Short answer - you're being lied to. From pumping lemma you can prove all three of these to not be regular languages.
Long answer - since you don't know it yet I don't know into how much detail I should go, but just for the sake of completeness I will give you the strings for given $p$ and the $n$ with which you would prove that the language does not have the pumping property.
For the first it would be for example $a^{p+1}b^{p}$. From this definition you know that because of $|xy|\le p$ and $|y|\ge 1$ you know that y will be $a^k$ where $k>0$. Then for $n=0$ you get $xy^0z = a^lb^{p}$ where $l<p+1 \implies l \le p$ which means this string is not from the first language $L$.

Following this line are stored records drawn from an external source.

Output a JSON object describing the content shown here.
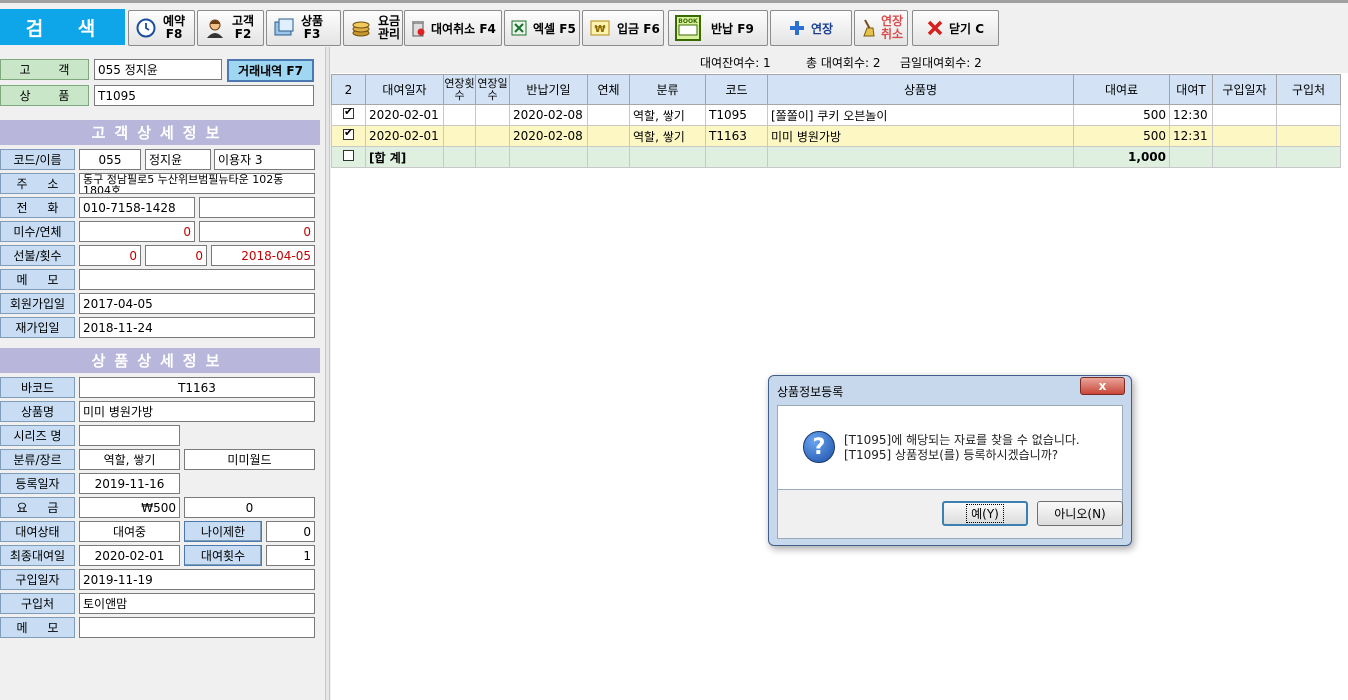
{
  "toolbar": {
    "search_label": "검 색",
    "buttons": [
      {
        "line1": "예약",
        "line2": "F8",
        "icon": "clock-icon"
      },
      {
        "line1": "고객",
        "line2": "F2",
        "icon": "person-icon"
      },
      {
        "line1": "상품",
        "line2": "F3",
        "icon": "product-icon"
      },
      {
        "line1": "요금",
        "line2": "관리",
        "icon": "coins-icon"
      },
      {
        "label": "대여취소 F4",
        "icon": "trash-icon"
      },
      {
        "label": "엑셀 F5",
        "icon": "excel-icon"
      },
      {
        "label": "입금 F6",
        "icon": "won-icon"
      },
      {
        "label": "반납 F9",
        "icon": "book-icon"
      },
      {
        "label": "연장",
        "icon": "plus-icon"
      },
      {
        "line1": "연장",
        "line2": "취소",
        "icon": "broom-icon"
      },
      {
        "label": "닫기 C",
        "icon": "close-x-icon"
      }
    ]
  },
  "search": {
    "customer_label": "고 객",
    "customer_value": "055 정지윤",
    "product_label": "상 품",
    "product_value": "T1095",
    "history_button": "거래내역 F7"
  },
  "customer_detail": {
    "title": "고객상세정보",
    "code_name_label": "코드/이름",
    "code": "055",
    "name": "정지윤",
    "user_type": "이용자 3",
    "address_label": "주 소",
    "address": "동구 정남필로5 누산위브범필뉴타운 102동 1804호",
    "phone_label": "전 화",
    "phone": "010-7158-1428",
    "phone2": "",
    "unpaid_label": "미수/연체",
    "unpaid": "0",
    "overdue": "0",
    "prepaid_label": "선불/횟수",
    "prepaid": "0",
    "prepaid_count": "0",
    "prepaid_date": "2018-04-05",
    "memo_label": "메 모",
    "memo": "",
    "joined_label": "회원가입일",
    "joined": "2017-04-05",
    "rejoined_label": "재가입일",
    "rejoined": "2018-11-24"
  },
  "product_detail": {
    "title": "상품상세정보",
    "barcode_label": "바코드",
    "barcode": "T1163",
    "name_label": "상품명",
    "name": "미미 병원가방",
    "series_label": "시리즈 명",
    "series": "",
    "category_label": "분류/장르",
    "category": "역할, 쌓기",
    "genre": "미미월드",
    "registered_label": "등록일자",
    "registered": "2019-11-16",
    "fee_label": "요 금",
    "fee": "₩500",
    "fee2": "0",
    "status_label": "대여상태",
    "status": "대여중",
    "age_limit_button": "나이제한",
    "age_limit": "0",
    "last_rental_label": "최종대여일",
    "last_rental": "2020-02-01",
    "rental_count_button": "대여횟수",
    "rental_count": "1",
    "purchase_date_label": "구입일자",
    "purchase_date": "2019-11-19",
    "purchaser_label": "구입처",
    "purchaser": "토이앤맘",
    "memo_label": "메 모",
    "memo": ""
  },
  "stats": {
    "remaining": "대여잔여수: 1",
    "total": "총 대여회수: 2",
    "today": "금일대여회수: 2"
  },
  "grid": {
    "columns": [
      "2",
      "대여일자",
      "연장횟수",
      "연장일수",
      "반납기일",
      "연체",
      "분류",
      "코드",
      "상품명",
      "대여료",
      "대여T",
      "구입일자",
      "구입처"
    ],
    "rows": [
      {
        "checked": true,
        "date": "2020-02-01",
        "ext_count": "",
        "ext_days": "",
        "due": "2020-02-08",
        "overdue": "",
        "category": "역할, 쌓기",
        "code": "T1095",
        "name": "[쫄쫄이] 쿠키 오븐놀이",
        "fee": "500",
        "time": "12:30",
        "purchase_date": "",
        "purchaser": ""
      },
      {
        "checked": true,
        "date": "2020-02-01",
        "ext_count": "",
        "ext_days": "",
        "due": "2020-02-08",
        "overdue": "",
        "category": "역할, 쌓기",
        "code": "T1163",
        "name": "미미 병원가방",
        "fee": "500",
        "time": "12:31",
        "purchase_date": "",
        "purchaser": ""
      }
    ],
    "sum_label": "[합 계]",
    "sum_fee": "1,000"
  },
  "dialog": {
    "title": "상품정보등록",
    "line1": "[T1095]에 해당되는 자료를 찾을 수 없습니다.",
    "line2": "[T1095] 상품정보(를) 등록하시겠습니까?",
    "yes": "예(Y)",
    "no": "아니오(N)",
    "close": "x"
  }
}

Similarly for the second language you can have $a^{p+2}b^p$. If $|y|\ge 2$ you can again chose $n = 0$ as in the last exercise. If $|y|=1$ you can chose $n = 2$ giving you string $a^{p+3}b^p$ which does not satisfy the condition $n-m=even$.
For the last I'd choose $a^0b^{2p+1}c^{4p+2}=b^{2p+1}c^{4p+2}$. Simiraly as in the first exercise you will alway only pump $b$ obviously violating $t=2m$ with any $n$ except for $1$.